A priori, on pourrait penser que le dépistage ne peut pas faire de mal — même si la mammographie est assez désagréable — et que plus un cancer est détecté tôt, plus il est facile de le guérir sans traitement lourd. Mais ces remarques de bon sens sont mises à mal par plusieurs risques :

  • Le surdiagnostic : il s’agit de lésions cancéreuses détectées alors qu’elles n’auraient pas forcément évolué en cancer menaçant la vie de la personne. Ce n’est pas parce qu’un cancer est petit qu’il est récent, ou parce qu’il est volumineux qu’il va évoluer rapidement. Plusieurs études aboutissent à des chiffres de l’ordre de 10 % à 20 % de surdiagnostic.

  • Le surtraitement : chimiothérapie, rayons, voire ablation du sein sont donc parfois réalisés inutilement ; ce qui dégrade considérablement la vie des patientes (angoisse, problèmes professionnels et personnels, etc.).

  • Les cancers d’intervalle : inversement, une femme peut se sentir protégée après un examen normal et pourtant développer une tumeur très rapidement dès les mois suivants. Le dépistage n’est en aucun cas une assurance de ne pas déclarer un cancer futur.

  • Les cancers radio-induits : les mammographies exposent à des doses très faibles de rayons, qui peuvent dans certains cas augmenter la probabilité de futur cancer. Mais c’est surtout vrai pour les femmes jeunes ou présentant déjà des mutations ou des facteurs de risque. En théorie, ce n’est pas la population cible du dépistage organisé.

  • Les conséquences psychologiques, en particulier l’anxiété des femmes dont la mammographie est « douteuse » et qui doivent attendre le résultat de nombreux examens complémentaires (échographie, biopsie, etc.) avant d’écarter un risque de cancer.

    Lire aussi : Cancer du sein : fait-on trop de mammographies ?

Pourquoi la campagne « Octobre rose » est-elle décriée ?

La controverse scientifique sur le « bénéfice-risque du dépistage », évoquée par l’Institut national du cancer, n’est pas abordée lors des nombreuses manifestations d’« Octobre rose », une opération de communication sur le cancer du sein organisée chaque année au mois d’octobre, avec le soutien de la Ligue contre le cancer.

Cette campagne, venue des Etats-Unis, a été lancée en France en 1994 par le groupe cosmétique Estée Lauder et le magazine Marie Claire pour promouvoir le dépistage. Elle bénéficie du soutien médiatique et financier de nombreuses marques commerciales, parfois taxées de « pinkwashing » — c’est-à-dire de s’associer à une cause pour améliorer leur image.

Un collectif de médecins indépendants s’est organisé en 2015, sous le nom de Cancer rose, pour dénoncer, à l’aide de brochures et de vidéos, « les messages officiels extrêmement incitatifs » et les campagnes commerciales qui vantent un dépistage « ne reposant pourtant sur aucune donnée fiable et pertinente », fondés sur des injonctions culpabilisatrices plutôt que sur l’information objective des femmes.

Faut-il arrêter dépistage et mammographie ?

Même les médecins les plus critiques ne jettent pas aux orties le dépistage en tant que tel, mais son aspect systématique et imposé à toutes les femmes qui ne présentent aucun risque particulier.
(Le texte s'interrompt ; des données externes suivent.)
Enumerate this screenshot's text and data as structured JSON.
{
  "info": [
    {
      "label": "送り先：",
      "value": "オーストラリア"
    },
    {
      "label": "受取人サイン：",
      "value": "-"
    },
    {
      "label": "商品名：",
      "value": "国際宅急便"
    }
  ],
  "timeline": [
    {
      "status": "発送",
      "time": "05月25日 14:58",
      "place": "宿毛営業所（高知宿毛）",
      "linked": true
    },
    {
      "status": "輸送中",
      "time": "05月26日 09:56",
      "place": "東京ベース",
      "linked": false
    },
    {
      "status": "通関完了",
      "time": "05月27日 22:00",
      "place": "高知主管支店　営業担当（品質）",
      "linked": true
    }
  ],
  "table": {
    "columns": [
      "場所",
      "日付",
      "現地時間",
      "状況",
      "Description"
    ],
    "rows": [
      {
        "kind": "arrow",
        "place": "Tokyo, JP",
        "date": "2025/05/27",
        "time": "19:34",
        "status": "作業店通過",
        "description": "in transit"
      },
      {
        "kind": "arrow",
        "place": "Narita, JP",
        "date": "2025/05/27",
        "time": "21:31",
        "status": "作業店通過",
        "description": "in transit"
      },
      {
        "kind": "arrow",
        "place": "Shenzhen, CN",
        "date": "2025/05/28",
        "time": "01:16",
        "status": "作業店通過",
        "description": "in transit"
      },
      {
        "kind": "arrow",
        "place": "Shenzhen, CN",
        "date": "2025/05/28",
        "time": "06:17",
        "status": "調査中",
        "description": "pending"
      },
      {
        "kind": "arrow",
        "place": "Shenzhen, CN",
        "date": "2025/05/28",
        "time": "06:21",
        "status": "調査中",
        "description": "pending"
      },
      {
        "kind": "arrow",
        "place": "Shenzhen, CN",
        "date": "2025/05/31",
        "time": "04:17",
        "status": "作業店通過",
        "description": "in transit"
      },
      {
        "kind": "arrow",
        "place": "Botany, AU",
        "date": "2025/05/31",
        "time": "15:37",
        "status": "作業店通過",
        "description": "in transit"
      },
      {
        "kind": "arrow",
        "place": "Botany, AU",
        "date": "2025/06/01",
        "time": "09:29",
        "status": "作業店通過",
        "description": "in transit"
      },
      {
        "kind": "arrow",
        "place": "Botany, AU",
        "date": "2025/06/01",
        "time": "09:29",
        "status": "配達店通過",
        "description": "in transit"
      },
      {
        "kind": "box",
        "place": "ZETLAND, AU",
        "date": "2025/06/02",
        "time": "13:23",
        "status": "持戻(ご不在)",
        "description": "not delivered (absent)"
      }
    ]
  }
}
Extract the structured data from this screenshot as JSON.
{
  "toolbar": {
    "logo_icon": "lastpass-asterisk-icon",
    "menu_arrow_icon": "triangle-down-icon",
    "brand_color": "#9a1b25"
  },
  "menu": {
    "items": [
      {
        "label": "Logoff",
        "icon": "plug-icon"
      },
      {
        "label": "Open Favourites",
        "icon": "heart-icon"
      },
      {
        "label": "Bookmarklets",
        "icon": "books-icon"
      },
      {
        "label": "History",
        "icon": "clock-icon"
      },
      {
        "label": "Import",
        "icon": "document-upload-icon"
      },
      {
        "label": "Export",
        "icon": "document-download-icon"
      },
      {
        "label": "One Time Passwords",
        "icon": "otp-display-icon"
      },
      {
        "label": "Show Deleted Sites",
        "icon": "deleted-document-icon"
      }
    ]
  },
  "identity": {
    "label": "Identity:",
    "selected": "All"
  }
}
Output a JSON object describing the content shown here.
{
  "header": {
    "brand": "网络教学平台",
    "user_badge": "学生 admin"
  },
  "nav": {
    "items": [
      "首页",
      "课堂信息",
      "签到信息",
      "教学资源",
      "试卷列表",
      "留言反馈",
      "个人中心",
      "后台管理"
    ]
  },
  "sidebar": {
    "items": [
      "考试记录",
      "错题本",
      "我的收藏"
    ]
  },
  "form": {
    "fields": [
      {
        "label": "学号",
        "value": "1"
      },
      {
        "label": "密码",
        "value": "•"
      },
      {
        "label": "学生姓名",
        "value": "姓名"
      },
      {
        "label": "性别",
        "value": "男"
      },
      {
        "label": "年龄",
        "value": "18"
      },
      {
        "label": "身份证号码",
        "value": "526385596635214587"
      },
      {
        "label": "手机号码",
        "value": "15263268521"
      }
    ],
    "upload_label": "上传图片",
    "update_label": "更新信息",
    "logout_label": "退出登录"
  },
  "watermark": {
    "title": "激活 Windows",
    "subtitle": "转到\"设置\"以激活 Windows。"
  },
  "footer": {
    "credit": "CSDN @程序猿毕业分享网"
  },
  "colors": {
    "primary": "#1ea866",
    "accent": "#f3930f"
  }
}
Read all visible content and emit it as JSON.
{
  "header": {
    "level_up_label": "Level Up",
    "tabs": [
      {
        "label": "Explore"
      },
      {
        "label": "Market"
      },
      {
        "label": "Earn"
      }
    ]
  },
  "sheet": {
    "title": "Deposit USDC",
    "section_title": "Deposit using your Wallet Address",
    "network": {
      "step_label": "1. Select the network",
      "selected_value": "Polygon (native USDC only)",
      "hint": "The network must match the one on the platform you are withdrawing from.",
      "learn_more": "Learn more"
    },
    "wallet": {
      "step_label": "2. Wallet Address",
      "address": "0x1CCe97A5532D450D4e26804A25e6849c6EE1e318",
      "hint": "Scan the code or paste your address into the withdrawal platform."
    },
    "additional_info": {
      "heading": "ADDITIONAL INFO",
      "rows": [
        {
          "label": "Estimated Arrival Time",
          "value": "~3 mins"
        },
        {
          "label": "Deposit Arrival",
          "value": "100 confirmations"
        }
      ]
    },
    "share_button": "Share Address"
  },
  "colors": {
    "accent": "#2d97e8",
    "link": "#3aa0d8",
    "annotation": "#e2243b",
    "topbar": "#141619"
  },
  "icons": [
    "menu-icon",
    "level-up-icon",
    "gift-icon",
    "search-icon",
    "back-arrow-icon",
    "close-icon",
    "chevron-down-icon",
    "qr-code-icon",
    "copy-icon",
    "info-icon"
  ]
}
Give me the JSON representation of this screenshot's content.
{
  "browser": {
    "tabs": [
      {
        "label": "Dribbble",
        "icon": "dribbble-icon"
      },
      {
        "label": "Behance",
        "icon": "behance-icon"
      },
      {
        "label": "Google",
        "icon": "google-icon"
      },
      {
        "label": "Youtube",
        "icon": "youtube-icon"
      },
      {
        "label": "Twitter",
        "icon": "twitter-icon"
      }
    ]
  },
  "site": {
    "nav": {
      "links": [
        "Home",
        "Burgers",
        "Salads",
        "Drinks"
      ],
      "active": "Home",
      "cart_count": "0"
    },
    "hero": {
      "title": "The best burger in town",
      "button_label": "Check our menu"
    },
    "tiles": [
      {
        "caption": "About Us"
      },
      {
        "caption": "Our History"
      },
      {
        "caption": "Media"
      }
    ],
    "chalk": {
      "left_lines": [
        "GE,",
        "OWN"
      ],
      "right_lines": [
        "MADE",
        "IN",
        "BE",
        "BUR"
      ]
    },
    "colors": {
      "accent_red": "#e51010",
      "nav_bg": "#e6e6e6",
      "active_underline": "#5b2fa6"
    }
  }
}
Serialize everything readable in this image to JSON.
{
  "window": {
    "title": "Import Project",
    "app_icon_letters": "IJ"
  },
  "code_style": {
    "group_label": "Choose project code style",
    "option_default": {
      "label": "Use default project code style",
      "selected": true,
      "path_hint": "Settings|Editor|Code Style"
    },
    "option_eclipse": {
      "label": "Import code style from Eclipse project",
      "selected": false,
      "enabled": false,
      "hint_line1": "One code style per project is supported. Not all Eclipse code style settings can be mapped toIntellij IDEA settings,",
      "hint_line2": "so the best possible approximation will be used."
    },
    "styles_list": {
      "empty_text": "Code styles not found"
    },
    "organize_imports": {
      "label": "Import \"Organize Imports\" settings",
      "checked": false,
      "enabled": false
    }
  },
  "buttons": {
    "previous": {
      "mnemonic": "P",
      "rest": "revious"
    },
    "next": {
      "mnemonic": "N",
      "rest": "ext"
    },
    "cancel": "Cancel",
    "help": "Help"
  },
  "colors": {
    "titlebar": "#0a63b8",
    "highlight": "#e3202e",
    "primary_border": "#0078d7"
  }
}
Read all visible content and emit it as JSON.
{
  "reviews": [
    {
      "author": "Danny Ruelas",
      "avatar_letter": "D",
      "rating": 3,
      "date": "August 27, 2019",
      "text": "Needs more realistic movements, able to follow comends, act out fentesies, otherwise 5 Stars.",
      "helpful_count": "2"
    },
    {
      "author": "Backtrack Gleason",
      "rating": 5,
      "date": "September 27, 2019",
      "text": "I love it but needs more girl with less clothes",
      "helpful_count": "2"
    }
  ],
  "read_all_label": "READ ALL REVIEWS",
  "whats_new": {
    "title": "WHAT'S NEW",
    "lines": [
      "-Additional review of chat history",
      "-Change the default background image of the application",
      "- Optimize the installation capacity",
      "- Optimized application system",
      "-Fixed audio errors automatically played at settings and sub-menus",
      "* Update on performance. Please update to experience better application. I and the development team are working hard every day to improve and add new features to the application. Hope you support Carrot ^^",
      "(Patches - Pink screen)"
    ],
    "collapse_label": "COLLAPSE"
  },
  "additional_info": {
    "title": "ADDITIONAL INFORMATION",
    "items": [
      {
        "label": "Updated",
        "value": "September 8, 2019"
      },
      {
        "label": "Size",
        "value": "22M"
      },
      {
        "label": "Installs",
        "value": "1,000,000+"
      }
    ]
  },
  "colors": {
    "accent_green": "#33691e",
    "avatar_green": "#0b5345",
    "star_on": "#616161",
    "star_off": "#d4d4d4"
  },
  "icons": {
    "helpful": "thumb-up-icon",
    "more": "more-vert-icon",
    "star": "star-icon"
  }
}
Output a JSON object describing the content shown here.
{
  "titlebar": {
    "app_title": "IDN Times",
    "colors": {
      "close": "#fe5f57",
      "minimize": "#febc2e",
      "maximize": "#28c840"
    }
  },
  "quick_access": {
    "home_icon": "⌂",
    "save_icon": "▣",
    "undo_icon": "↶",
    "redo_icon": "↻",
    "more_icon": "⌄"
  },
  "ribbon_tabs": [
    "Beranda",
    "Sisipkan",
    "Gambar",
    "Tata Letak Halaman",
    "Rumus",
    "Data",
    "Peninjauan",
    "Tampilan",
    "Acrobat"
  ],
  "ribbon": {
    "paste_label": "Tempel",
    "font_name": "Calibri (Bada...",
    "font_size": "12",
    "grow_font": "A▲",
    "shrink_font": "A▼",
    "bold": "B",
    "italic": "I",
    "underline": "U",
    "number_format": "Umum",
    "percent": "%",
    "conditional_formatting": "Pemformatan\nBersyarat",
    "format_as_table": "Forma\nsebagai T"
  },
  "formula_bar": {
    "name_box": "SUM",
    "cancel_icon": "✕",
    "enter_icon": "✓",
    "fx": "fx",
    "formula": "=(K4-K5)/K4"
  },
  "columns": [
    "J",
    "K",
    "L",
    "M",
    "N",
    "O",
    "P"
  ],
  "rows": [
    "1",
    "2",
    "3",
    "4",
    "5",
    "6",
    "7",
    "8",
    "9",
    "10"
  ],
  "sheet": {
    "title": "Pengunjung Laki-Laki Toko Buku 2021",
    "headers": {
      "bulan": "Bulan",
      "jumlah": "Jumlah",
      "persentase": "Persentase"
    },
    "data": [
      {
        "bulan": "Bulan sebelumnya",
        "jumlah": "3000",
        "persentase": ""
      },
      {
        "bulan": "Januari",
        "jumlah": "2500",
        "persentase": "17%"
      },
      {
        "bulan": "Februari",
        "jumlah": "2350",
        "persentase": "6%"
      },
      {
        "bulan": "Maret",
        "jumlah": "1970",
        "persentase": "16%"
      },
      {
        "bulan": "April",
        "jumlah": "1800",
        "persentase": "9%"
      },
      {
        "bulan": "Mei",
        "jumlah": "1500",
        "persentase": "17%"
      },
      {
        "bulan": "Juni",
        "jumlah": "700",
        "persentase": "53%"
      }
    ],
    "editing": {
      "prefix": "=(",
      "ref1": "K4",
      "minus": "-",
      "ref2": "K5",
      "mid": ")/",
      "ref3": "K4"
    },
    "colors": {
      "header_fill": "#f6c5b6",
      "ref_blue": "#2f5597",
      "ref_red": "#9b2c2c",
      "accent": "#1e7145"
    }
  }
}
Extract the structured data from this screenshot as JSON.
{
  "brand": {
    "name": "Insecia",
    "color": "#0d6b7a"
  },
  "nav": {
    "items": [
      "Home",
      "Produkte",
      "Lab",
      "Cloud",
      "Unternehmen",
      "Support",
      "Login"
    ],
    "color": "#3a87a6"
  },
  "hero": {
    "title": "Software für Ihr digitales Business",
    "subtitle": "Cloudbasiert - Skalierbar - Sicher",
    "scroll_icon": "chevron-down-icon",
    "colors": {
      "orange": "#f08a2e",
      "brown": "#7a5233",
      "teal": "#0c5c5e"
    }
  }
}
Ils demandent que les avantages et les inconvénients soient expliqués aux patientes pour qu’elles puissent choisir en connaissance de cause de pratiquer ou non cet examen.

Le suivi uniquement individuel n’est pas toujours plus facile à mettre en place, et peut engendrer des inégalités sociales face à la prévention, comme le note dans Le Monde Suzette Delaloge, oncologue à l’institut Gustave-Roussy, à Villejuif (Val-de-Marne).

Par ailleurs, le dépistage du cancer du sein ne passe pas obligatoirement par la mammographie. Une première étape consiste à effectuer des palpations régulières des seins. C’est d’ailleurs ce qui est recommandé pour les femmes de moins de 50 ans, afin d’éviter les effets néfastes des excès de radiations. Dans tous les cas, la mammographie est considérée comme nécessaire par les médecins en tant qu’outil de diagnostic, c’est-à-dire de vérification d’un risque décelé auparavant.